Beijing opened the economy to its own version of private enterprise, meaning that non-state actors were allowed to operate wherever they did not infringe on the general, party-dominated economic framework. With the Western world keen on economic interaction, China sought to make its economy more competitive in world markets.
In the global economic picture that has developed over the past three decades, China competes in Western markets through existing frameworks – for example, in capital markets and by acquiring Western companies to gain access to technology and intellectual property – while maintaining its own unique economic model. Despite talk of free markets, the Chinese economy remains one fully controlled by the Party.
Facts & figures
Countries sharing greater trade with the United States or China
For some time, the West overlooked the challenge presented by this dynamic, presuming that it could deal with China like an ordinary market economy. Now that Western governments have woken up – particularly the U.S., with Europe following haphazardly – they face another challenge. Washington has decided that this is the moment to address the risks posed by Beijing, with politicians from both sides of the aisle declaring China as the country’s main adversary. Besides the highly dangerous possibility of an open war, there are rising prospects of long-term economic conflict.
The historic rivalry between the U.S. and China is, for now, being fought on economic terrain. Washington has moved from the so-called “pivot to Asia” under the Obama administration to a policy of containing China’s rise. The main goals are the reindustrialization of America and preventing advanced technologies from reaching Chinese companies, particularly in the field of information technology.
This is unfortunate for countries (such as Switzerland) that depend on open markets and on trade policies based on economic, rather than geopolitical, criteria. There is considerable collateral damage when ostensibly free-market nations like the U.S. turn to economic populism, alongside more mercantilist states like China and India.

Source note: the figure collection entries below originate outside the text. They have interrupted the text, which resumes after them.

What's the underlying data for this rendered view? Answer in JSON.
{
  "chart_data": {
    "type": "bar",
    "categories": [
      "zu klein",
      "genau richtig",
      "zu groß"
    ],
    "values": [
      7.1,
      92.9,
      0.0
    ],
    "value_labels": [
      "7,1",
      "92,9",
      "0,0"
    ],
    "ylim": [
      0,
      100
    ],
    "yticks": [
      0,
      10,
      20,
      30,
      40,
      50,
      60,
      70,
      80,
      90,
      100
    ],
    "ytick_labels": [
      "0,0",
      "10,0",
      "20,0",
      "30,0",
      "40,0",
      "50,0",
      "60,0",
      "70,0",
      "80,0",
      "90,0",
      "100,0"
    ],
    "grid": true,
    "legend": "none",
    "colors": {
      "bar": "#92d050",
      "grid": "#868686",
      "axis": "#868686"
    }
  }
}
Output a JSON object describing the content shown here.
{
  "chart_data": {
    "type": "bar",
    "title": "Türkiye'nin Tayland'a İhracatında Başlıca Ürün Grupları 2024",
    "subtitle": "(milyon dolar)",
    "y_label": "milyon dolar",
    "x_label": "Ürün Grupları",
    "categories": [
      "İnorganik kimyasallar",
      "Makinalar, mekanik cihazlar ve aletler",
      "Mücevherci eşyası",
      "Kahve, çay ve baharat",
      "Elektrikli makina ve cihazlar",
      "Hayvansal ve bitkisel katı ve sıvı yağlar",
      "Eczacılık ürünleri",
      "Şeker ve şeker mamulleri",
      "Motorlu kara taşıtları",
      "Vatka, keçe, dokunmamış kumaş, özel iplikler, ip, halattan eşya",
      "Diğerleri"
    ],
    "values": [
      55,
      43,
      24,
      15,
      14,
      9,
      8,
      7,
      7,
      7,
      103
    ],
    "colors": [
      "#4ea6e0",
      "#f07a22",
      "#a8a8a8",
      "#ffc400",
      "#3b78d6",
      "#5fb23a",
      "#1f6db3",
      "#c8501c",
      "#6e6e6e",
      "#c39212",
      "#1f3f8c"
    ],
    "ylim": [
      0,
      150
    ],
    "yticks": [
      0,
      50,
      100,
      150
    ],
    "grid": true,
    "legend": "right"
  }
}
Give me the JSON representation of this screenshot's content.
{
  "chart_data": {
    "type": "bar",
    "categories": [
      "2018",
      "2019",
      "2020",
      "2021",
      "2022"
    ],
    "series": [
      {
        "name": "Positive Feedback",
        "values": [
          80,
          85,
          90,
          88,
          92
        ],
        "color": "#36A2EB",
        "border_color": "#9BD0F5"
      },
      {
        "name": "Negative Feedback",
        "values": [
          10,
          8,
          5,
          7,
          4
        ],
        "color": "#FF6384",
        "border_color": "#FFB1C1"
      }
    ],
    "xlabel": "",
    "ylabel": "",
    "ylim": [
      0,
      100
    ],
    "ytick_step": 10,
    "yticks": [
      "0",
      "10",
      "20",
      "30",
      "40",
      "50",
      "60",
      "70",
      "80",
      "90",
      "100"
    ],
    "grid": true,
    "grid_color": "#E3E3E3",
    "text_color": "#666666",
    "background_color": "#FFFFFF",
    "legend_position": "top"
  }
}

The most beneficial scenario for the global economy would be a settlement of the superpower struggle – a recognition that the new world order is based on a U.S.-China duopoly, and that both powers share a duty to provide stability. When former American Secretary of State Henry Kissinger recently met with President Xi Jinping in Beijing, there were no doubt reminiscences of the era when China began rising. Then, the U.S. was able to see mutual benefits, supporting China’s industrialization to the boon of American corporations and consumers.
At some point, it may dawn on policymakers in both Washington and Beijing that trade restrictions and regulations are helping nobody. Such a development could help reduce the influence of geopolitics in global trade, and the three multilateral Asian structures could help promote a Deng-style revival of pragmatism in China.
Opportunity for Japan
A second scenario would see those countries belonging to all three geopolitical forums promote a constructive approach involving all parties. The most important of these is Japan. Tokyo has long been reluctant to develop a high profile in geopolitics. This is changing, with the Japanese aware that, amid threats coming from China and Russia, they are the most vulnerable player in the Far East.
A third scenario would be a hardening of trade conflicts – not only in terms of import restrictions but also of export bans aimed at constraining supply chains and exploiting economic vulnerabilities. In this situation, the RCEP and IPEF would grow in importance, becoming new fronts in the superpower rivalry. Some countries that now belong to both would have to make a choice. This would have repercussions beyond the Indo-Pacific region, particularly for the European Union.